Treasures Retold: The Lost Art of Alex Toth

A blockbuster collection of rare and little seen stories and artwork by the legendary Alex Toth. Included are complete stories from the 1950s and beyond, recently discovered color animation storyboards and presentation drawings, sketches and doodles, industrial comics, and individual pages from obscure comics and magazines. It’s a treasure trove that makes a fitting companion to the three-time Eisner Award-winning Alex Toth: Genius trilogy.

  • IDW Publishing, July 2019
  • ISBN 978-1-68405-412-1
  • 9.5” x 13” Hardcover, 280 pages
  • Order online: Amazon, Indigo

I’ve slowly accepted the fact that there can never be too many Alex Toth collections. After the Library Of American Comics released their three-volume oversized Toth biography set they released Bravo For Adventure in the same size and format. Now they’ve added a fifth volume to the LOAC Toth library, Treasures Retold.

This volume presents complete issues or stories from a variety of sources and periods in Toth’s career, 1950 to 1982. Varied is an understatement: this is a collection of comics you’ve probably never heard of, let alone seen.

The variety of material makes the read engaging as the stories change genres constantly, plus the move from full colour, spot colour and black and white. Then the mix of newspaper strip, comic, promotional pamphlet, and more.

Above it all is Toth’s clean lines and superior storytelling. While the stories may not win any prizes for creativity we’re here for the art.
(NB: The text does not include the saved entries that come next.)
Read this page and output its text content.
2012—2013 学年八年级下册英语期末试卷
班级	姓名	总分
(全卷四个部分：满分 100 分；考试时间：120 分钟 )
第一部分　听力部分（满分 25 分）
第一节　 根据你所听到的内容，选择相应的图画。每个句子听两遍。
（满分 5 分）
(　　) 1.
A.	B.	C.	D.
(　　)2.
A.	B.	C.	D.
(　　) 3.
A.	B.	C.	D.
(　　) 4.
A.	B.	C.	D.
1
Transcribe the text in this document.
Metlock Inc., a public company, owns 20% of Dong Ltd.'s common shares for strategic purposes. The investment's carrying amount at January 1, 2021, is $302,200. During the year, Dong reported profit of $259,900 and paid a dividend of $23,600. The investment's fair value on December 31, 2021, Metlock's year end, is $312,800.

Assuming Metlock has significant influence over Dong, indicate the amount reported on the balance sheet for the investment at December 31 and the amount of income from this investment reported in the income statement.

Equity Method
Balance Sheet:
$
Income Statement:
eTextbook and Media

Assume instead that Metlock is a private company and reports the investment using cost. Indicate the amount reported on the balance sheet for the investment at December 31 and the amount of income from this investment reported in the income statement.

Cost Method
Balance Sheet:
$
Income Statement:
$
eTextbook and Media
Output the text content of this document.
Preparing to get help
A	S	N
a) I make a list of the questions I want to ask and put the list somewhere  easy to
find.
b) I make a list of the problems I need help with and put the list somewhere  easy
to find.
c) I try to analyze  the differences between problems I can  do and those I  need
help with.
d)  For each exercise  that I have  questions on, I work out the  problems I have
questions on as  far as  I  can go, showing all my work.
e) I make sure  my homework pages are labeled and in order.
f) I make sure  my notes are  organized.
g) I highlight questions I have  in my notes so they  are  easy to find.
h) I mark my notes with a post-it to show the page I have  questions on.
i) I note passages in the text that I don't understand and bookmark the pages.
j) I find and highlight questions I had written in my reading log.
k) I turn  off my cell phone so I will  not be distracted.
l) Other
Canwell contributes six single pages essays on Toth and the material presented: romance, Dell and western, writing, designs, television, and marriage. An excellent look at this creator and the material contained within each chapter. I did find it odd when Canwell would mention material looking better in another format; I’m guessing they couldn’t get that for this volume so they settled for the next best thing?

A clean and straightforward design; elegant. Single colours used on endpapers, chapter dividers, and elsewhere. Page numbers along the outer edge. Shoulder notes and footnotes provide publisher and creative team information.

Production is excellent: a sewn binding of heavy matte paper stock. The binding was a bit too tight, with pages not laying flat so reading becomes more hands-on. The reproduction of such a varied list of comics is extremely well done.

The size is wonderful, matching the other Toth volumes from the Library Of American Comics. The last volume was Bravo For Adventure. Let’s hope they can keep finding more material every few years.